Customising the fabric
You may remember I decided to paint the fabric to get away from too much white-wedding stuff. I was inspired by a 1946 Schiaparelli silk dress. My efforts are rather poor but I think I have something of the feel of the dress. I used a brown felt tip pen that is designed for fabric and my fabric paints. I had wanted to collaborate on this with my son Gus but first he was in Sweden and then he was still asleep, so I did my own version. To a large extent the colour on the skirt is covered up by the many layered organza overskirts. I would like to do this technique again, perhaps on a silk dress or blouse.
Making the bodice was very straightforward – stitch up the panels, line, understitch etc, put in a zip at CB. Unfortunately it was just a little bit too big overall (my dress stand is a little wider than I am), so I had to take in some of the princess seams.

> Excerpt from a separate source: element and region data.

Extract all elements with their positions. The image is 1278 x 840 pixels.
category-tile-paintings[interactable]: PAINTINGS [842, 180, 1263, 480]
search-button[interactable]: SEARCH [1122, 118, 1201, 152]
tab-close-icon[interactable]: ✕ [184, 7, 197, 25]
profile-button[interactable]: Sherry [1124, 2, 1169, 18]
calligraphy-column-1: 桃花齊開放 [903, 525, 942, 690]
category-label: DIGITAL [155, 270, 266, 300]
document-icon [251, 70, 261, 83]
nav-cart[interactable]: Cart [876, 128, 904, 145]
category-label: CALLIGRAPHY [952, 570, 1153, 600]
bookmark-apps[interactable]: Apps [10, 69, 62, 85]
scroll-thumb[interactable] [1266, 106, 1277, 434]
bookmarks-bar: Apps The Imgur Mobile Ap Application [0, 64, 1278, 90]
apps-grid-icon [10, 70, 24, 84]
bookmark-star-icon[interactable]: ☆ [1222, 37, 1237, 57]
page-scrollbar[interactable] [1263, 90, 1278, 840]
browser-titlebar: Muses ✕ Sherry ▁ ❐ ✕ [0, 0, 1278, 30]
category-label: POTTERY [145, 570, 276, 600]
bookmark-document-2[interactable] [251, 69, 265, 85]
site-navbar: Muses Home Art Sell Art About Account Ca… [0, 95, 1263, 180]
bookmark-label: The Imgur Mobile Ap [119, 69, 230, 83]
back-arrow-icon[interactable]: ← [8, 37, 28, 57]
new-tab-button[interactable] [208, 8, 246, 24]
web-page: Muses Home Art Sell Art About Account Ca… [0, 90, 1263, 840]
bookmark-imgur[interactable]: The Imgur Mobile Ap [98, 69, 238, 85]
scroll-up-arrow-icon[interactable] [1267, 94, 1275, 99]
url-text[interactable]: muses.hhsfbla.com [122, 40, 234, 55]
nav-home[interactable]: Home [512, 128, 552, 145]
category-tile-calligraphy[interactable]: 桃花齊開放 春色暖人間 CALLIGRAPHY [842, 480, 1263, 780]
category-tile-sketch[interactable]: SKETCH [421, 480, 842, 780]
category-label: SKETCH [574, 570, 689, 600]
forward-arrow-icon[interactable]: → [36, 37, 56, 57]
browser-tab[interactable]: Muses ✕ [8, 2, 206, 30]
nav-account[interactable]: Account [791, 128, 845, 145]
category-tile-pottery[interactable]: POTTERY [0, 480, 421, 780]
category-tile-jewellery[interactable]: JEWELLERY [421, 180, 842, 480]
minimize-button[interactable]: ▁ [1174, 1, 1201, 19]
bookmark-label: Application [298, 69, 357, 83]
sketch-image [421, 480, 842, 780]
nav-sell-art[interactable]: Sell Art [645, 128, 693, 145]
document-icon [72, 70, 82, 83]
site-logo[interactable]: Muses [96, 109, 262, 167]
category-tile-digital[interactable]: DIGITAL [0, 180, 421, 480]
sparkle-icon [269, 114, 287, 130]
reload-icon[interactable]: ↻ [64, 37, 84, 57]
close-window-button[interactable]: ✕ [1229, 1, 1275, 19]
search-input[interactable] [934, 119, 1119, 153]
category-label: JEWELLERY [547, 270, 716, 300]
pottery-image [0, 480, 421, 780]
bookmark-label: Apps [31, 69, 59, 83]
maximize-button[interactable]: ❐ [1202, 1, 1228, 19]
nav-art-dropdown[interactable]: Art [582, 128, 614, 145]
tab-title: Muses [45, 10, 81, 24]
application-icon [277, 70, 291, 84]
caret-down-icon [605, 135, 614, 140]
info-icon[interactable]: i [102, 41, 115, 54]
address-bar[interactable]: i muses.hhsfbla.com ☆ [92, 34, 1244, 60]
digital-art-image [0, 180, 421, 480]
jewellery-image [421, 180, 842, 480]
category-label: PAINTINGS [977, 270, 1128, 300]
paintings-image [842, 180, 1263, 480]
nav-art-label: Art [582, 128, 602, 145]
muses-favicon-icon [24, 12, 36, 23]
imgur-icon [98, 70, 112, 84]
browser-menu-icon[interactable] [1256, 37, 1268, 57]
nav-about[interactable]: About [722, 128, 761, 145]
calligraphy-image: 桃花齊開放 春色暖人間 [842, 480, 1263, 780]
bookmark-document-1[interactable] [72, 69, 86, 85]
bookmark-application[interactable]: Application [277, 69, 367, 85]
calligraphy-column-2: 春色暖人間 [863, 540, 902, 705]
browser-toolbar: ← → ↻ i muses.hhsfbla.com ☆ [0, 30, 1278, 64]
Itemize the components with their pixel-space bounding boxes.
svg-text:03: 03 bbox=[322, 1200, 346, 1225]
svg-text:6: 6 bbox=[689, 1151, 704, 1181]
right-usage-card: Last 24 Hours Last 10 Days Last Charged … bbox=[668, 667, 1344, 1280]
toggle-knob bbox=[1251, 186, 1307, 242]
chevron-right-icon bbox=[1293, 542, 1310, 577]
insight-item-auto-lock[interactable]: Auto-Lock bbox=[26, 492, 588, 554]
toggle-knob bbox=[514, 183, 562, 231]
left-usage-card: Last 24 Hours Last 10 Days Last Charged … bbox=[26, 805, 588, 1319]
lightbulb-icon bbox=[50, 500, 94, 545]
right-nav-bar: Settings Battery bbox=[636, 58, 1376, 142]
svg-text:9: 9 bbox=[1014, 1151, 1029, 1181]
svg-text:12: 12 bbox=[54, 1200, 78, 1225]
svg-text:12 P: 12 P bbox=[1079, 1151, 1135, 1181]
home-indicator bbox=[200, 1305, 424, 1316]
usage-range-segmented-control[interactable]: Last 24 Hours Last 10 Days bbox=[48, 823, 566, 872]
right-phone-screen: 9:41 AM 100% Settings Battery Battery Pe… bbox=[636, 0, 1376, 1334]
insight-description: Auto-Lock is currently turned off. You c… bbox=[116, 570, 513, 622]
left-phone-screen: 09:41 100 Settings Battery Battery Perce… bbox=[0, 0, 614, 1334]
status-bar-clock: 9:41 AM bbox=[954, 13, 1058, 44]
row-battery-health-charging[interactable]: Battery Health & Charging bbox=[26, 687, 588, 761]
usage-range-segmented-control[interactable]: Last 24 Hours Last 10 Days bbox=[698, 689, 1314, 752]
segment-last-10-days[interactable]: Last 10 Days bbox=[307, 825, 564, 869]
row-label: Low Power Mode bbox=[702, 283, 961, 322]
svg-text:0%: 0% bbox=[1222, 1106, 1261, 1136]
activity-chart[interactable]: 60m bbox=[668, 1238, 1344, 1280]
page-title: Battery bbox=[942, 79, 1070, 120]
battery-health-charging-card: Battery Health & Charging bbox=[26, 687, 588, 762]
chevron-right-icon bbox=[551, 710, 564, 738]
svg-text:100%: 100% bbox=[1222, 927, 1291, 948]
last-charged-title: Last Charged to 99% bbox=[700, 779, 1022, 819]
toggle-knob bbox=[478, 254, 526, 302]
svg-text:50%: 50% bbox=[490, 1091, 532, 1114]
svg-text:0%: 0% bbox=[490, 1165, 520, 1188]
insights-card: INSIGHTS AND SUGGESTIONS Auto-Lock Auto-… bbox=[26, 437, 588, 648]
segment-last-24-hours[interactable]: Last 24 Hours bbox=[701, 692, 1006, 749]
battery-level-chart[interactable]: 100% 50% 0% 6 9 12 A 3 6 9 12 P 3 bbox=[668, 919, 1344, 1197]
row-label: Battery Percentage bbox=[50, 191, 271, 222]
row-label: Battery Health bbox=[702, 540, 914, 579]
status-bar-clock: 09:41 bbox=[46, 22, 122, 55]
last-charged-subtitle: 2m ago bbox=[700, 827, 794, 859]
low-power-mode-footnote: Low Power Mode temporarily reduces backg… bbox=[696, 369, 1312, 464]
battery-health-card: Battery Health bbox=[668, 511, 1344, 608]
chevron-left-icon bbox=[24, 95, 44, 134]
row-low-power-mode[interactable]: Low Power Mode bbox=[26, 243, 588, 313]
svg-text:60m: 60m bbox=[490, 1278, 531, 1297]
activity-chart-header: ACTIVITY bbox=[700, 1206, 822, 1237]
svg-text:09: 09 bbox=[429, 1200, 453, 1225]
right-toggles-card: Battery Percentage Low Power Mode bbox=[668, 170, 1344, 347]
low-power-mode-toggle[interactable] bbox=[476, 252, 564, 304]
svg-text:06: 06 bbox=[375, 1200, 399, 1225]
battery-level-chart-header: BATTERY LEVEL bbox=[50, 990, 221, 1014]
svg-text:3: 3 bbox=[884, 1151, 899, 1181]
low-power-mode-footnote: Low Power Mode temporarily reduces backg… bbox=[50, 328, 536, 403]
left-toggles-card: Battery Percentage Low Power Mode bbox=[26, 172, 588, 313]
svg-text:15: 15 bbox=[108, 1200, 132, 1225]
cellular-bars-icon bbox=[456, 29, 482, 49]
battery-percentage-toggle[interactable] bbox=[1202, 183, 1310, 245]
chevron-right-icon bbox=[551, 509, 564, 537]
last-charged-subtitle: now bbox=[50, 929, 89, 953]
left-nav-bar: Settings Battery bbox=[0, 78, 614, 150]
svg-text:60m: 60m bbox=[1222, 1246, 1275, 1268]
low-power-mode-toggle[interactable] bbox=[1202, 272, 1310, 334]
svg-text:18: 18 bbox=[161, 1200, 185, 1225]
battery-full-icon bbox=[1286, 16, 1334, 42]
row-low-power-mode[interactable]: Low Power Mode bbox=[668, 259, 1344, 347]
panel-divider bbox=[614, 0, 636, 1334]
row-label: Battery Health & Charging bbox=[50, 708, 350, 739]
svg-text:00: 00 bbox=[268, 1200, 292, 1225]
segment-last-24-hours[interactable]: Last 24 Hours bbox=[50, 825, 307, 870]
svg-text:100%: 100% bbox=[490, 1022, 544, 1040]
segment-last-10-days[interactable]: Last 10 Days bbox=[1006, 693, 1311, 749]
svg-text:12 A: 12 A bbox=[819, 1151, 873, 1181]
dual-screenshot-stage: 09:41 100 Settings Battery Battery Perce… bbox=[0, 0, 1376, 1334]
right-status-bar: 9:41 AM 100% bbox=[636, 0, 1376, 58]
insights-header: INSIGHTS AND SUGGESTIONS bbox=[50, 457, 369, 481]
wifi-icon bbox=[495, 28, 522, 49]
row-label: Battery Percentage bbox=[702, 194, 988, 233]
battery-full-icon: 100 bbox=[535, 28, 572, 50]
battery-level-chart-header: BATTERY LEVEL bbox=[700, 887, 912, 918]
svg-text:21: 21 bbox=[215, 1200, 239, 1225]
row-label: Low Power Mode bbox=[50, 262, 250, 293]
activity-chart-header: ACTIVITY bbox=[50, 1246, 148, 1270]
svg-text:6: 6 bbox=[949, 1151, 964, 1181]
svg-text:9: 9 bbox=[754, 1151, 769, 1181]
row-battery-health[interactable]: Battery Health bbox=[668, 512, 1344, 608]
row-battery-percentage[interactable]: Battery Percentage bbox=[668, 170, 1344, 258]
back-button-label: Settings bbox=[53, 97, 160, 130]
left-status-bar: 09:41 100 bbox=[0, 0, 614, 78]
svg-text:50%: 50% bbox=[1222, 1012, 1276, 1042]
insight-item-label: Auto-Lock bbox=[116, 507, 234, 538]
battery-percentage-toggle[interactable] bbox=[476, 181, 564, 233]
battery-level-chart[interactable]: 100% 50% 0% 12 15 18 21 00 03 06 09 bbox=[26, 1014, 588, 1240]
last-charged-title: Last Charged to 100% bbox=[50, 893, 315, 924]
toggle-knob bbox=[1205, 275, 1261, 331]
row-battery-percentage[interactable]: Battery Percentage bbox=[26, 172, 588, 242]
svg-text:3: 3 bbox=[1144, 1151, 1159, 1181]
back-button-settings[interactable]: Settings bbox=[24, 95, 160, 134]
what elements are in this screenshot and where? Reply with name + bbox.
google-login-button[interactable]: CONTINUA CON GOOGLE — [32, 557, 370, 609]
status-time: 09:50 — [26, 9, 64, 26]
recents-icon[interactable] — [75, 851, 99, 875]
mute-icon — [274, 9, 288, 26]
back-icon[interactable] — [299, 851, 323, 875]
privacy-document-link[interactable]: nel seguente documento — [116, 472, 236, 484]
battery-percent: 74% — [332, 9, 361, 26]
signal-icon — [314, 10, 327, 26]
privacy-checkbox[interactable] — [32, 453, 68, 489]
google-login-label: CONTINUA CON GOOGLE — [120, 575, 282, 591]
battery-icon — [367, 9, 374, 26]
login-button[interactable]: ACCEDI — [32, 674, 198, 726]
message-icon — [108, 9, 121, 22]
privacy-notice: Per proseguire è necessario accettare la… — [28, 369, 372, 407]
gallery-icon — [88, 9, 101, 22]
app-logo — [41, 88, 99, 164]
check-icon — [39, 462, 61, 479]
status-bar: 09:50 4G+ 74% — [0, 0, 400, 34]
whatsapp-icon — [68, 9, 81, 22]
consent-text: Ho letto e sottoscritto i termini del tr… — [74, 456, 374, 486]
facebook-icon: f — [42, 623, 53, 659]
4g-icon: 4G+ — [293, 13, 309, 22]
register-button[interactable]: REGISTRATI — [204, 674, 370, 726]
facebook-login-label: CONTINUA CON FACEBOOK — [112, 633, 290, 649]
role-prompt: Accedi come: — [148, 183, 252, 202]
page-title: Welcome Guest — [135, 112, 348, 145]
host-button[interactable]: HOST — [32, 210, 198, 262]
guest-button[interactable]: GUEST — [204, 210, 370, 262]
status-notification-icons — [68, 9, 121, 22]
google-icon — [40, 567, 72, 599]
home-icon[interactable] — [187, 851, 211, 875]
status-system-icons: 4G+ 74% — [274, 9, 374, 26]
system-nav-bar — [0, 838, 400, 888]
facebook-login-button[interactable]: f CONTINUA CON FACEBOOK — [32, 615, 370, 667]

The skirt however was another matter. I got a tiny inkling into what sewing a wedding dress might be like. Lots of slippery fabric, long lengths of everything, huge amount of pins, keeping the design and details in mind even though it was hard to know front from back etc. I used French seams on the overskirts, and lined the underskirt which was also underlined.
The worst thing, by far, were the hems.
I faced the organza layers as they were semi-circular and required deep hems. I did this by cutting 5″ wide bias strips, attaching them at the hem, trimming, turning in and stitching at about 4.5″. I wasn’t very accurate, life is just too short.
Eventually I made up the outer short skirt, then the longer skirt, tacking both to the bodice. Surprisingly I found the pleats worked well and landed at the right place. That was very reassuring. However when I tried it on I wasn’t happy. Somehow with the low waist (at the hipline) the skirt didn’t look balanced at ankle length. it was way too long overall and especially at the godet area. I spent a week thinking and thinking about how to alter it. I considered raising the skirt at the hip line which wasn’t ideal as it had been cut to the exact depth and width of the asymmetric hip line. I knew what I had to do, which was rehem the long middle layer. Arrrgh. At this point Marianna kindly agreed to put back the finishing time until the end of the month. I measured the skirt up from the floor in order to create the right length, re-hemmed it with the bias strips and finally included the painted silk underskirt.
Here it is on the stand before the alterations.
Over the next few days I need to
- Hem the painted underskirt and attach at the hip line
- Take in the bodice slightly at the back and side waist
- Make up the lining and insert it
I may have made a carnival dress! I can’t wait to finish it now and get on with something simpler. Like a bit of knitting!